Lack of sleep and brain damage

I stumbled across this article the other day; apparently, prolonged lack of sleep and insomnia can cause the death of brain cells… The “apparent good” news is that scientists think they can probably create a drug to help protect brain cells. Rather than, I hasten to add, help people to sleep better in the first place…..oh well, I guess that is my job!

Is this really the route we’re going down now? Rather than try and work holistically to resolve sleep problems, we’re just going to say, “oh well, we’ll make a drug to fix it.”

I suppose for shift workers, the idea of a drug to protect their brains against the damage caused by that sort of pattern would be a good thing… but for the rest of us why don’t we all just work on getting better sleep instead?

Society in general seems to be heading in this worrying direction whereby we will happily pop a pill to solve a problem, rather than do something constructive to avoid the problem occurring in the first place. We all seem so keen to just find a quick fix, even if it will only solve the problem for there and then and not for tomorrow, next week, next month, next year.
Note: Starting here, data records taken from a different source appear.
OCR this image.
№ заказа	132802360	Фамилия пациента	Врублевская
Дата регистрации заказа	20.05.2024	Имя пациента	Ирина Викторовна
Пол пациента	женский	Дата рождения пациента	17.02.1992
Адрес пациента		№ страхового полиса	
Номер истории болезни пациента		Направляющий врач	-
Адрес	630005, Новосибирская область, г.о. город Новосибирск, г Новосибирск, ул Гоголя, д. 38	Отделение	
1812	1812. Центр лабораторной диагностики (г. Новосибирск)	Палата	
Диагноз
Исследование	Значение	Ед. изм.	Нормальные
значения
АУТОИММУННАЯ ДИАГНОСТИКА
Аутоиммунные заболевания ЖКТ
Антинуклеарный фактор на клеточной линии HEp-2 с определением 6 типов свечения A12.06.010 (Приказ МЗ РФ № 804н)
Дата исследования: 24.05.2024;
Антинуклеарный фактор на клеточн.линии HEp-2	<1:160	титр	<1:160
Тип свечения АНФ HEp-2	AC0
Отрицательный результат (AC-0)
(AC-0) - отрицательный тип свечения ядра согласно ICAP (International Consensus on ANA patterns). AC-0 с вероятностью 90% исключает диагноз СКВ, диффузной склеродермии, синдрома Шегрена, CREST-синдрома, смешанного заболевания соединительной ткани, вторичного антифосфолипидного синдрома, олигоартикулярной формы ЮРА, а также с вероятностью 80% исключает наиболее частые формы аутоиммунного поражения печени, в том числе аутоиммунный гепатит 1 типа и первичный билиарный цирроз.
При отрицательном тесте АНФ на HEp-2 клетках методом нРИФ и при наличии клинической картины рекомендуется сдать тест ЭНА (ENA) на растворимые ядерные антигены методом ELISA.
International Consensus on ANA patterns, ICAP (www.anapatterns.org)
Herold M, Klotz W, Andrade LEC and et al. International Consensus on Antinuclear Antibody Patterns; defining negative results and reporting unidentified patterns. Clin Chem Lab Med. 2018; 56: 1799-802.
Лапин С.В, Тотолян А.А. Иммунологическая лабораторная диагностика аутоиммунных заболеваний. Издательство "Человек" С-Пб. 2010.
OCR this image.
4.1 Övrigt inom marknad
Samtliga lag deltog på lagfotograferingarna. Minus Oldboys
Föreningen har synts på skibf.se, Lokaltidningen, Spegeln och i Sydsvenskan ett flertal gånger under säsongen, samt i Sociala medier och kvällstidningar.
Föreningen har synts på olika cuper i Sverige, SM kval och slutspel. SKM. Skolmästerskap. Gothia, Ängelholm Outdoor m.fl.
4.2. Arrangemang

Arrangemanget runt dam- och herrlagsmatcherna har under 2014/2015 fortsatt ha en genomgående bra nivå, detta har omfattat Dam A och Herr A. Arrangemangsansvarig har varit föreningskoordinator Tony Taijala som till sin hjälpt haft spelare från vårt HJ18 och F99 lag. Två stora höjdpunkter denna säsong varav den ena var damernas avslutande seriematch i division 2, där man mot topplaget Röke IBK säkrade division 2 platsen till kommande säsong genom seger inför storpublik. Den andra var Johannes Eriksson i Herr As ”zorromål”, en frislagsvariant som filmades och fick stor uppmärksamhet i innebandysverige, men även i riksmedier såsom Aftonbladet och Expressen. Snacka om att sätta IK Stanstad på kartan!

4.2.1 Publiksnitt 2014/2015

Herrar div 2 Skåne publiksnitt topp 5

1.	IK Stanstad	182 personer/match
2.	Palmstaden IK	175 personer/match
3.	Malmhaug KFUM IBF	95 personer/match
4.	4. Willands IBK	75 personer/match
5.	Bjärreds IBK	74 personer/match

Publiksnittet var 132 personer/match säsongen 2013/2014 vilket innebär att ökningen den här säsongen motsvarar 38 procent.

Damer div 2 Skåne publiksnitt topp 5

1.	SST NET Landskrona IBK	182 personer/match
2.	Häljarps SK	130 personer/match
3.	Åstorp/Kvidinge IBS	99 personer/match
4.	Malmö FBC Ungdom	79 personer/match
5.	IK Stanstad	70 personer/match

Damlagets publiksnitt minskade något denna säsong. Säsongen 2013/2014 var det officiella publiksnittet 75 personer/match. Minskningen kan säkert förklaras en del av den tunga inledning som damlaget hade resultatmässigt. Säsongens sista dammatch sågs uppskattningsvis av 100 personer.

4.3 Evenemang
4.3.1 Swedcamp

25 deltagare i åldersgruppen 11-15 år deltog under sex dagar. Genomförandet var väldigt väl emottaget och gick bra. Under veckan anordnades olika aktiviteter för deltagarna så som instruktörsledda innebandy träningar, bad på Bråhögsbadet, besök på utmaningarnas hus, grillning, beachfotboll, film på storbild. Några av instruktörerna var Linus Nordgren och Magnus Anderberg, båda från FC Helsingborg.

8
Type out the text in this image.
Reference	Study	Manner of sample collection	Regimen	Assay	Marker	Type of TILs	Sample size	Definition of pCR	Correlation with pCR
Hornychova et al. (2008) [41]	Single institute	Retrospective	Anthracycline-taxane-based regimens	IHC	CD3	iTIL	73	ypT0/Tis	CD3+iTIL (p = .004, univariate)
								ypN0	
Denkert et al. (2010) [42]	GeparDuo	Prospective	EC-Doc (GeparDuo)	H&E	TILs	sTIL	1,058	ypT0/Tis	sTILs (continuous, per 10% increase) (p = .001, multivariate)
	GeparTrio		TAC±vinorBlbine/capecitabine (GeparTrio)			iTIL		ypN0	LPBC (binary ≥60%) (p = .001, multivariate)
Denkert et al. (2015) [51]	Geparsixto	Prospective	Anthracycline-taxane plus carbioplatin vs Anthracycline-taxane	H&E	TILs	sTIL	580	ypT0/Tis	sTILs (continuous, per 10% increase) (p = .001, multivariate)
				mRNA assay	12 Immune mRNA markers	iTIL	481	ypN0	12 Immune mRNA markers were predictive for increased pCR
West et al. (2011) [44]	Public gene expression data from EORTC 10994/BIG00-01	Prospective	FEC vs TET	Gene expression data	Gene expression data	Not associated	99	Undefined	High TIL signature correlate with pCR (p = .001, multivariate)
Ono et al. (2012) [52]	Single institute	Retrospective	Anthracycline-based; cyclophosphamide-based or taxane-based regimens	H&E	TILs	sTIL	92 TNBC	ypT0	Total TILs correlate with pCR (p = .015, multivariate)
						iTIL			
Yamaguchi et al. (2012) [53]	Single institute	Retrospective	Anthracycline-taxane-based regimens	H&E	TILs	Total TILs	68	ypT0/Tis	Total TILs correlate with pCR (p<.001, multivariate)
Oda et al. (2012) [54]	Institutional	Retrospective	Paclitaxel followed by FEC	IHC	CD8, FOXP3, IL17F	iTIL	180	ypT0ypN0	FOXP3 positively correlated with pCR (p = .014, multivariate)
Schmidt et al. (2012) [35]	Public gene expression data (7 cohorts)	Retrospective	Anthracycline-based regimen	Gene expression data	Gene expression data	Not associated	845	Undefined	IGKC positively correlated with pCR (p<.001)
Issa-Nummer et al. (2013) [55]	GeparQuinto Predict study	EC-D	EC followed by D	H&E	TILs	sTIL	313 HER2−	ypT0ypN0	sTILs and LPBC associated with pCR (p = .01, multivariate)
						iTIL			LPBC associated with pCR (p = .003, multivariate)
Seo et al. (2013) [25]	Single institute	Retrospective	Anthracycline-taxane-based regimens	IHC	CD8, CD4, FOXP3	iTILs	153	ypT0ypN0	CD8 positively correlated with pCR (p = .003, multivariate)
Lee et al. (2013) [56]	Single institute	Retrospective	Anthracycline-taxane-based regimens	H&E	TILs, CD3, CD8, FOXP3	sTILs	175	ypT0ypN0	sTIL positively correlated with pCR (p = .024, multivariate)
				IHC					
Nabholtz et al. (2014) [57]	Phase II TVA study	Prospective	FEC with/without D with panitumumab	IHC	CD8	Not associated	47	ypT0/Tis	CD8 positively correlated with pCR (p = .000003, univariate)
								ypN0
We’ve known for a long time that shift work and working nights was bad for people; the sun sets for a reason, and we are all better off when we aim to stick to natural rhythms of night and day. People who work nights long term confuse their natural circadian clock, potentially causing sleep disorders (surprise!), digestive problems, obesity and heart disease.

There are natural things you can do to help with sleep issues, though. Even if you’re a shift worker and have to be up all night and sleep all day, there are a lot of things you can do to try and restore that balance. Certain yoga postures before bed can help to relax you, and sun salutations when you get up can help to wake you up. If you’ve had a restless sleep, there are things you can do to try and recover, ready for your day. There are also simple things you can do before you go to bed, to try and ensure a restful night. Things like avoiding caffeine and sugar before bed, and switching off the TV (or laptop) a good few hours before bed really do make a difference.

I am a firm believer in exhausting all natural, holistic avenues before reaching for chemicals to resolve a problem. I know what it’s like to be sleep deprived and fed up, but I really believe that you can make simple changes to your lifestyle to resolve an issue.